During the 70s, Delia also published four books. She has selected her personal favourite recipe from that time - a coffee and walnut cake - to bake again.

There is also a contribution from David Attenborough, who helped Delia get her next project on to the BBC - Delia Smith's Cookery Course.

The remaining three programmes trace her career to the present and include yet more archive footage and comments from many of her celebrity fans such as Stephen Fry and Victoria Wood.

t Delia Through The Decades starts on BBC2 at 8.30pm on January 11.


Delia has told how her knack of revealing all began early in her culinary life - after flashing at customers while waitressing.

The star - known for demystifying cookery skills - had to be reprimanded for wearing short skirts while bending over to open bottles of wine at tables.

The national treasure had her first break in the food trade when she was a waitress at The Singing Chef restaurant in Paddington, London, in the 1960s.

Smith - who previously had a stint as a photographic swimwear model - admitted: "I used to have a mini-skirt on. If I did waitressing and I couldn't pull the cork out of the bottle, I would put it between my ankles like this - and I used to get told off because I had a mini skirt."

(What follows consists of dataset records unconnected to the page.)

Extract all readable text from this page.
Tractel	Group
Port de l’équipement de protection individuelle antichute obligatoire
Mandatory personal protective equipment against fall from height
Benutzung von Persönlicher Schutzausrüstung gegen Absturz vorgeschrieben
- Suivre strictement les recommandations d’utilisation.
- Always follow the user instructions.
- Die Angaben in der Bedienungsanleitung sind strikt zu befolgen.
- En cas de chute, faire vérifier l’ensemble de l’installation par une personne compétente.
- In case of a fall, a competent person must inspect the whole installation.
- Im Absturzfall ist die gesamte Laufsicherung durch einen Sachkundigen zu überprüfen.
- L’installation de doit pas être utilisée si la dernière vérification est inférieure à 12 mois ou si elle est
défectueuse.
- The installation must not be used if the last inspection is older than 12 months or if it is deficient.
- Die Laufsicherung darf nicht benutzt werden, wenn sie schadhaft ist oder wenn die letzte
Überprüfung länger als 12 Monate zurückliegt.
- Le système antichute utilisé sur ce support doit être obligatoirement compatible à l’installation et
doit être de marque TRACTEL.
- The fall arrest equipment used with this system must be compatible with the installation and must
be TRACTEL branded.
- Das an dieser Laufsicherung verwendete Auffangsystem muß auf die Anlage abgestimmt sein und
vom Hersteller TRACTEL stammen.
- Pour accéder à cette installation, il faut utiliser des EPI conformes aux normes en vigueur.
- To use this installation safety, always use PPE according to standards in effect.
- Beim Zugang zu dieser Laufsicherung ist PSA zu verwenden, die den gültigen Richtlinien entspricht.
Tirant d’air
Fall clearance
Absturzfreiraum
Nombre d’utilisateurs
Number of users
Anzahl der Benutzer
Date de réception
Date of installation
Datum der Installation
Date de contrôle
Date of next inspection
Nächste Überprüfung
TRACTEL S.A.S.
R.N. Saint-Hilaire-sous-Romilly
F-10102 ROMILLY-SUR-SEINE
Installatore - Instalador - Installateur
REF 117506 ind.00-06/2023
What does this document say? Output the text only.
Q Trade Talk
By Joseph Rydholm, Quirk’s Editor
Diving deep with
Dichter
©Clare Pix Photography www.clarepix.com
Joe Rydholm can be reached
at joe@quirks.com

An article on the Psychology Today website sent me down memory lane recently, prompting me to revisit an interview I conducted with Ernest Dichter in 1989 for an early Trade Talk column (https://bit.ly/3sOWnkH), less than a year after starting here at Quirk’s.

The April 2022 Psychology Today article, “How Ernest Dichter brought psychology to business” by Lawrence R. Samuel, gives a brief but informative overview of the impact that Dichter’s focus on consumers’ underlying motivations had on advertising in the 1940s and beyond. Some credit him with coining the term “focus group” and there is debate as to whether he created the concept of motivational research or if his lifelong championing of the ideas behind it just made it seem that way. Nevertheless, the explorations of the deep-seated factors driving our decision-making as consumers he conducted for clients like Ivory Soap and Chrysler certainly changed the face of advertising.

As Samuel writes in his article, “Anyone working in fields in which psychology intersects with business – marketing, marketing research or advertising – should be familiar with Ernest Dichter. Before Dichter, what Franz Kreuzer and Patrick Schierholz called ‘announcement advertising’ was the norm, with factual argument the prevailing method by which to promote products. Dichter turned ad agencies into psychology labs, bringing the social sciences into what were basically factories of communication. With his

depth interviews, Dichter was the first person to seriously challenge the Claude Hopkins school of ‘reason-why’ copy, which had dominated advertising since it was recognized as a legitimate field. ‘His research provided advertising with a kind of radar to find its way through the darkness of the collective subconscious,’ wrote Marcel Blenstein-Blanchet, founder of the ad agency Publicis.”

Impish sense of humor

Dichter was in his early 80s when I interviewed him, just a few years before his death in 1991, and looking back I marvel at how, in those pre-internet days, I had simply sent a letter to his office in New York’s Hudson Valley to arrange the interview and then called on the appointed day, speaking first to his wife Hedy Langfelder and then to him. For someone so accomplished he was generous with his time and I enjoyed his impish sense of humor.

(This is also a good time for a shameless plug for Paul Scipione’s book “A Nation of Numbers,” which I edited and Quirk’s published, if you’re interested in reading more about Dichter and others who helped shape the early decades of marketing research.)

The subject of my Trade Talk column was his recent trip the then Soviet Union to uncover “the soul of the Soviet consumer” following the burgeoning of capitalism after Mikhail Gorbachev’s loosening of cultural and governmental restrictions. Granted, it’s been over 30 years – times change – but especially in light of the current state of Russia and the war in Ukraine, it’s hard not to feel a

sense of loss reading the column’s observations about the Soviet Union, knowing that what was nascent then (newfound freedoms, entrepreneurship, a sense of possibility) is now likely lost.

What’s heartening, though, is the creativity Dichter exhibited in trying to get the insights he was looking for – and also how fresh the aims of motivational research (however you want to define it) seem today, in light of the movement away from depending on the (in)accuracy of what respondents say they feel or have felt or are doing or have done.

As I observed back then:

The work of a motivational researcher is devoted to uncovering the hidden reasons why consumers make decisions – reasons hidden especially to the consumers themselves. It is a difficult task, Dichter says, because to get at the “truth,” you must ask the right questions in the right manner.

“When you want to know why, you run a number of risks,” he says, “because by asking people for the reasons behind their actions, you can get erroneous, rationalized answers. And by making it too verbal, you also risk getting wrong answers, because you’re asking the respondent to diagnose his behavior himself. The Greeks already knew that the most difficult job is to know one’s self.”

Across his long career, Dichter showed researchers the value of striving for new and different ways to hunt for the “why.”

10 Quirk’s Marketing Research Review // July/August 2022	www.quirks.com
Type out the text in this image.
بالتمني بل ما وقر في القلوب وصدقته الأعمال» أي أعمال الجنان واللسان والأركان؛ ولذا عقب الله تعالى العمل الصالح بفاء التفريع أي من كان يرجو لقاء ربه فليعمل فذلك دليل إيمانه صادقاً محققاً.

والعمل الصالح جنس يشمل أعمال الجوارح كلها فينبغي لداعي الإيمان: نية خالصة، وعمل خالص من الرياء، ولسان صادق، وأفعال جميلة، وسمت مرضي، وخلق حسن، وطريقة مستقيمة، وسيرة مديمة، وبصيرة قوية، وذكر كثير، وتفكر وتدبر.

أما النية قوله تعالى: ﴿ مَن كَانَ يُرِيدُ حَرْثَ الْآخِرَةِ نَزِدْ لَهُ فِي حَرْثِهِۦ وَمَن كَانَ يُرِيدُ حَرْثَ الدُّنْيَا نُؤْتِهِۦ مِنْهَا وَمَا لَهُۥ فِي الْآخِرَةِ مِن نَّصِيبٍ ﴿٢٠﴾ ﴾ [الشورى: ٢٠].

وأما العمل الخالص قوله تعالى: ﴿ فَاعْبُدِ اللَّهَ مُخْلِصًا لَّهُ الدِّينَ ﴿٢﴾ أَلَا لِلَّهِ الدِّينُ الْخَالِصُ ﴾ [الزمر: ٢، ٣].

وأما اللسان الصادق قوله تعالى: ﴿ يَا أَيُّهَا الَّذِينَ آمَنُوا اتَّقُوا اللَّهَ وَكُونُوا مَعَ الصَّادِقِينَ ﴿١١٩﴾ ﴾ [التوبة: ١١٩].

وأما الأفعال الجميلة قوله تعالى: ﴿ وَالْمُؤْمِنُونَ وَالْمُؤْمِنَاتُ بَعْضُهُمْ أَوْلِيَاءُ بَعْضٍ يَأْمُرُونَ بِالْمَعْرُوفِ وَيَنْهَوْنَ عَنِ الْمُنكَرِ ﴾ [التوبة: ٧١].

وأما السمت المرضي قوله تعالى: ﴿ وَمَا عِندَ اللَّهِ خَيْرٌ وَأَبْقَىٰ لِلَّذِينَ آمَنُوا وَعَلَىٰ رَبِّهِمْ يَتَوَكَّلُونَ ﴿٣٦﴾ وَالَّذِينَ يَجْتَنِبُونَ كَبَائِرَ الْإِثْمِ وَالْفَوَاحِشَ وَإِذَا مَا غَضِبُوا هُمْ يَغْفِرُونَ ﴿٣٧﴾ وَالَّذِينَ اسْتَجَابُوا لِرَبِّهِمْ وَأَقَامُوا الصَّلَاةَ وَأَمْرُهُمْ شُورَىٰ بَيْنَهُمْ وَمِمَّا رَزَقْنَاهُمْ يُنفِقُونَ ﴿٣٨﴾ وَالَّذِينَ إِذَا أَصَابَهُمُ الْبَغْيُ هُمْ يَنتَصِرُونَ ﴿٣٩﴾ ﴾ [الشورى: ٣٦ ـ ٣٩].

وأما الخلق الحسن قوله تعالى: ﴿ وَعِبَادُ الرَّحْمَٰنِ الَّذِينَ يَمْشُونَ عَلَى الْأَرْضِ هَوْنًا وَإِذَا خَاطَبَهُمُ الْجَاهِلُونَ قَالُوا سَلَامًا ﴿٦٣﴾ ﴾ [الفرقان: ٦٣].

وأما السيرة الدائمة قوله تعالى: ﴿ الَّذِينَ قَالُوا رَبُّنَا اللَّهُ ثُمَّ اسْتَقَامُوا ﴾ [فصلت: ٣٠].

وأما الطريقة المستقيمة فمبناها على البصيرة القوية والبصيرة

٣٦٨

Smith returns to the restaurant for the series and is reunited with fellow staff and the then owner, chef Leo Evans.

"If it wasn't for this restaurant and if it wasn't for Leo I wouldn't have had a career at all,' she said.

The presenter also reveals how she was unaware one of her most widely seen creations was destined to end up on a well-known album sleeve.

Smith famously made the cake on the cover of the Rolling Stones album Let It Bleed and owns a framed image of the sleeve signed by frontman Mick Jagger.

She explains: "One morning I got a call from a photographer who said 'could you do Tuesday this week? I need a really gaudy cake - It's got to look really gaudy and horrible'.

"So I went along with my gaudy cake and I didn't know until I actually got to the studio that it was the cover of a Stones album.'

She said she was delighted by the commission: "I was a huge Stones fan. I went to see them live when they were in concert. I had all their albums - I still have got them.'


t Delia was born in 1941 in Surrey and left school with no qualifications. She worked as a hairdresser, shop assistant and in a travel agency

t Aged 21, she worked in The Singing Chef in Paddington as a washer-up. She began reading cookery books in the Reading Room at the British Museum and tried them out on the family she was living with at the time.

t In 1969 she was taken on as cookery writer for the Daily Mirror's new magazine. Her first piece featured kipper pate, beef in beer and cheesecake. She soon married Michael Wynn-Jones, the magazine's deputy editor.

t In 1972, she started to write for the Evening Standard. She also wrote for the Radio Times and was the resident cook for Look East in the early 1970s.

t Delia hosted a popular television show, Family Fare, from 1973 to 1975. Her first televised cookery course, Delia's Cookery Course in the late 1970s, led to three books with the same name - and Delia was on her way to stardom.